Over the last year, I've been speaking at conferences on one subject more than any others: Agile Data Warehousing with Exadata and OBIEE. Although I've been busy with client work and growing the US business, I realize I need to dedicate more time to blogging again, and this seemed like the logical subject to take up. So I'll use the next few blog posts to make my case for what I like to call Extreme BI: an Agile approach to data warehousing using the combination of Extreme Performance and Extreme Metadata.
In a standard data warehouse implementation, whether we are walking in the Inmon or Kimball camps, some portion of our data model will be dimensional in nature; a star schema with facts and dimensions. So let me pose a question, which I think will lend itself well to diving into the Extreme BI discussion: Why do we build dimensional models? The first reason is simplicity. We want to model our reporting structures in a way that makes sense to the business user. The standard OLTP data model that takes two of the four walls in the conference room to display is just never going to make sense to your average business user. At the end of a logical modeling exercise, I expect the end-user to have a look at a completed dimensional model and say: "Yep... that's our business alright". The second reason we build dimensional models is for performance. Denormalizing highly complex transactional models into simplified star schemas generally produces tremendous performance gains.
So my follow-up question: can the combination of Exadata and OBIEE, or Extreme BI, actually change the way we deliver projects? We've all seen the Exadata performance numbers that Oracle publishes, and I can tell you first hand the performance is impressive. Can this Extreme Performance combined with the Extreme Metadata that OBIEE provides give us a more compelling case for delivering data warehouses using Agile methodologies?

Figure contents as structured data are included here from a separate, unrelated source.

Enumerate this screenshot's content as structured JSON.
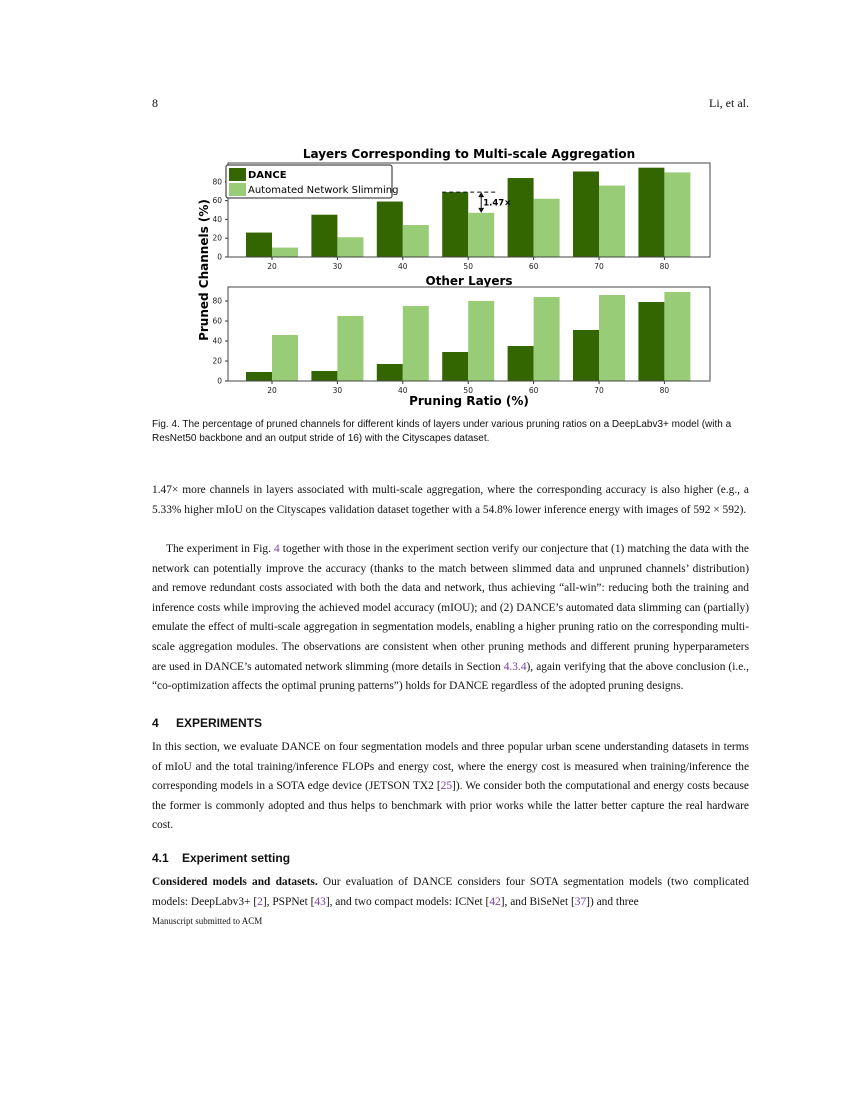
{
  "header": {
    "page_number": "8",
    "authors": "Li, et al."
  },
  "chart_data": [
    {
      "type": "bar",
      "title": "Layers Corresponding to Multi-scale Aggregation",
      "ylabel": "Pruned Channels (%)",
      "xlabel": "",
      "categories": [
        "20",
        "30",
        "40",
        "50",
        "60",
        "70",
        "80"
      ],
      "series": [
        {
          "name": "DANCE",
          "color": "#336600",
          "values": [
            26,
            45,
            59,
            69,
            84,
            91,
            95
          ]
        },
        {
          "name": "Automated Network Slimming",
          "color": "#99cc77",
          "values": [
            10,
            21,
            34,
            47,
            62,
            76,
            90
          ]
        }
      ],
      "yticks": [
        0,
        20,
        40,
        60,
        80
      ],
      "ylim": [
        0,
        100
      ],
      "legend": "top-left",
      "grid": false,
      "annotation": {
        "text": "1.47×",
        "category": "50",
        "from": 69,
        "to": 47
      }
    },
    {
      "type": "bar",
      "title": "Other Layers",
      "ylabel": "Pruned Channels (%)",
      "xlabel": "Pruning Ratio (%)",
      "categories": [
        "20",
        "30",
        "40",
        "50",
        "60",
        "70",
        "80"
      ],
      "series": [
        {
          "name": "DANCE",
          "color": "#336600",
          "values": [
            9,
            10,
            17,
            29,
            35,
            51,
            79
          ]
        },
        {
          "name": "Automated Network Slimming",
          "color": "#99cc77",
          "values": [
            46,
            65,
            75,
            80,
            84,
            86,
            89
          ]
        }
      ],
      "yticks": [
        0,
        20,
        40,
        60,
        80
      ],
      "ylim": [
        0,
        94
      ],
      "grid": false
    }
  ],
  "caption": "Fig. 4.  The percentage of pruned channels for different kinds of layers under various pruning ratios on a DeepLabv3+ model (with a ResNet50 backbone and an output stride of 16) with the Cityscapes dataset.",
  "paragraphs": [
    [
      {
        "t": "1.47× more channels in layers associated with multi-scale aggregation, where the corresponding accuracy is also higher (e.g., a 5.33% higher mIoU on the Cityscapes validation dataset together with a 54.8% lower inference energy with images of 592 × 592)."
      }
    ],
    [
      {
        "t": "The experiment in Fig. "
      },
      {
        "t": "4",
        "ref": true
      },
      {
        "t": " together with those in the experiment section verify our conjecture that (1) matching the data with the network can potentially improve the accuracy (thanks to the match between slimmed data and unpruned channels’ distribution) and remove redundant costs associated with both the data and network, thus achieving “all-win”: reducing both the training and inference costs while improving the achieved model accuracy (mIOU); and (2) DANCE’s automated data slimming can (partially) emulate the effect of multi-scale aggregation in segmentation models, enabling a higher pruning ratio on the corresponding multi-scale aggregation modules. The observations are consistent when other pruning methods and different pruning hyperparameters are used in DANCE’s automated network slimming (more details in Section "
      },
      {
        "t": "4.3.4",
        "ref": true
      },
      {
        "t": "), again verifying that the above conclusion (i.e., “co-optimization affects the optimal pruning patterns”) holds for DANCE regardless of the adopted pruning designs."
      }
    ],
    [
      {
        "t": "In this section, we evaluate DANCE on four segmentation models and three popular urban scene understanding datasets in terms of mIoU and the total training/inference FLOPs and energy cost, where the energy cost is measured when training/inference the corresponding models in a SOTA edge device (JETSON TX2 ["
      },
      {
        "t": "25",
        "ref": true
      },
      {
        "t": "]). We consider both the computational and energy costs because the former is commonly adopted and thus helps to benchmark with prior works while the latter better capture the real hardware cost."
      }
    ],
    [
      {
        "t": "Considered models and datasets.",
        "bold": true
      },
      {
        "t": " Our evaluation of DANCE considers four SOTA segmentation models (two complicated models: DeepLabv3+ ["
      },
      {
        "t": "2",
        "ref": true
      },
      {
        "t": "], PSPNet ["
      },
      {
        "t": "43",
        "ref": true
      },
      {
        "t": "], and two compact models: ICNet ["
      },
      {
        "t": "42",
        "ref": true
      },
      {
        "t": "], and BiSeNet ["
      },
      {
        "t": "37",
        "ref": true
      },
      {
        "t": "]) and three"
      }
    ]
  ],
  "sections": [
    {
      "number": "4",
      "title": "EXPERIMENTS"
    },
    {
      "number": "4.1",
      "title": "Experiment setting"
    }
  ],
  "footer": "Manuscript submitted to ACM"
}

To start with, I'd like to paint a picture of what the typical waterfall data warehousing project looks like. The tasks we usually have to complete, in order, are the following:
- User interviews
- Construct requirement documents
- Create logical data model
- SQL prototyping of source transactional models
- Document source-to-target mappings
- ETL development
- Front-end development (analyses and dashboards)
- Performance tuning
- Iteration 1: Interviews and user requirements
- Iteration 2: Logical modeling
- Iteration 3: ETL Development
- Iteration 4: Front-end development
To apply the Agile Manifesto to data warehouse delivery, it's the following key elements that are required for us to deliver with a true Agile spirit:
- User stories instead of requirements documents: a user asks for particular content through a narrative process, and includes in that story whatever process they currently use to generate that content.
- Time-boxed iterations: iterations always have a standard length, and we choose one or more user stories to complete in that iteration.
- Rework is part of the game: there aren't any missed requirements... only those that haven't been addressed yet.